De quoi aussi dégager du temps pour mener son combat : faire reconnaître le travail de nuit à sa juste valeur. Avec ses spécificités et ses horaires : 10 heures par nuit avec un week-end sur deux, contre 12H journalier dans les autres services de l’hôpital. Un acquis que la direction cherche sans cesse à remettre en question. L’une des dernières fois, c’était en novembre dernier, en plein niveau III du Plan Blanc. L’hôpital était sous forte tension, avec beaucoup d’agents en arrêt de travail, et des soignants mobilisés alors qu’ils étaient positifs asymptomatiques. « La direction, qui avait oublié de faire tester les 6 personnes de l’équipe de nuit malgré le « cluster », a voulu nous faire passer à 12 heures pour pallier le manque de personnel, explique-t-elle. Pour l’équipe de nuit, très solidaire, c’était la ligne rouge. Alors, les temps partiels comme moi ont proposé de passer provisoirement à temps complet. Et nous avons été payés en heures supplémentaires ».

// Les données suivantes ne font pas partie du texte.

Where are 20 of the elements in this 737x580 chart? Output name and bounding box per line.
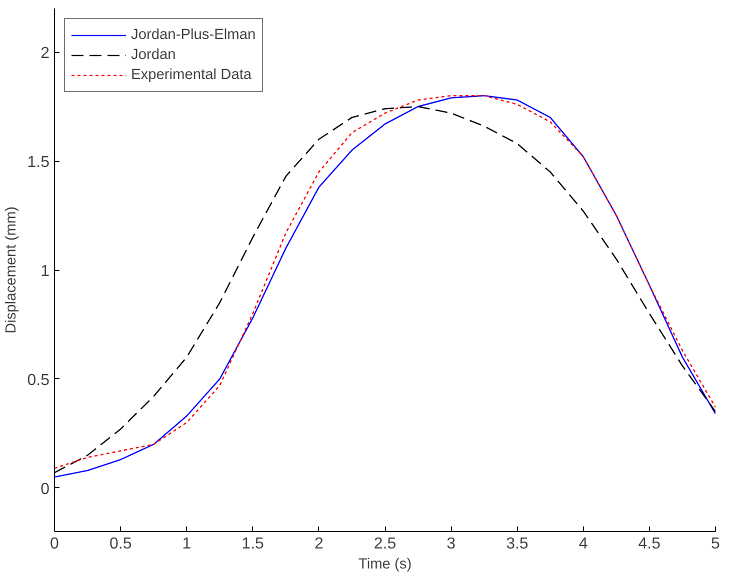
y-axis-title: Displacement (mm) <box>3 206 20 334</box>
y-tick-label: 1 <box>40 263 50 280</box>
x-tick-label: 4.5 <box>638 536 661 552</box>
x-tick-label: 1 <box>182 536 192 552</box>
x-tick-label: 5 <box>711 536 720 552</box>
legend-label: Experimental Data <box>131 67 252 83</box>
x-tick-label: 3 <box>446 536 456 552</box>
x-tick-label: 3.5 <box>506 536 528 552</box>
x-tick-label: 2 <box>314 536 324 552</box>
y-tick-label: 0 <box>40 480 50 498</box>
y-tick-label: 2 <box>40 45 50 62</box>
legend-label: Jordan-Plus-Elman <box>131 27 256 43</box>
x-axis-title: Time (s) <box>358 556 412 572</box>
legend-label: Jordan <box>131 47 176 63</box>
y-tick-label: 1.5 <box>27 154 50 172</box>
x-tick-label: 4 <box>578 536 588 552</box>
y-tick-label: 0.5 <box>27 372 50 389</box>
x-tick-label: 1.5 <box>242 536 264 552</box>
x-tick-label: 0.5 <box>109 536 132 552</box>
x-tick-label: 2.5 <box>374 536 396 552</box>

La direction joue les équipes les unes contre les autres
Depuis, en janvier dernier, la direction a remis à nouveau le sujet sur le tapis, en arguant que c’était une demande des équipes de jour, qui souhaitaient bénéficier d’un week-end sur deux, avec des horaires plus concentrés. « La direction ne dit pas les choses directement et monte les équipes les unes contre les autres », déplore la jeune femme. Elle va alors expliquer aux équipes de jour que l’on peut se battre ensemble pour obtenir un planning convenable. Et comment le passage aux 12H pour tous favoriserait les suppressions de postes. Entre-temps, l’union locale CGT a déposé le 21 janvier un préavis de grève sur différentes revendications du syndicat -suivi par 98% du personnel de nuit-. Le lendemain l’affaire était réglée. Jusqu’à quand ? « Le but de la direction, c’est de former des équipes polyvalentes, notamment pour supprimer les primes de nuit et tous les 3 ans environ le sujet est remis à l’ordre du jour », note Nadège Azuera. Une violence de plus contre les soignants qui n’ont pas besoin de ça. Et qui ne favorise pas le travail bien fait. « Les filles travaillant de jour, ont beaucoup de pression et finissent parfois par être blasées », constate Nadège Azuera. Le pire qui pourrait lui arriver. « Il faut rester bienveillantes, à l’écoute, malgré le manque de personnel et les conditions de travail dégradées, ce qui est encore plus vrai depuis la crise sanitaire », explique-t-elle. Un combat de tous les jours pour tous ces « invisibles », dont les trois quart sont des femmes.
Article paru dans Nouvelle vie ouvrière (NVO) en mars 2021.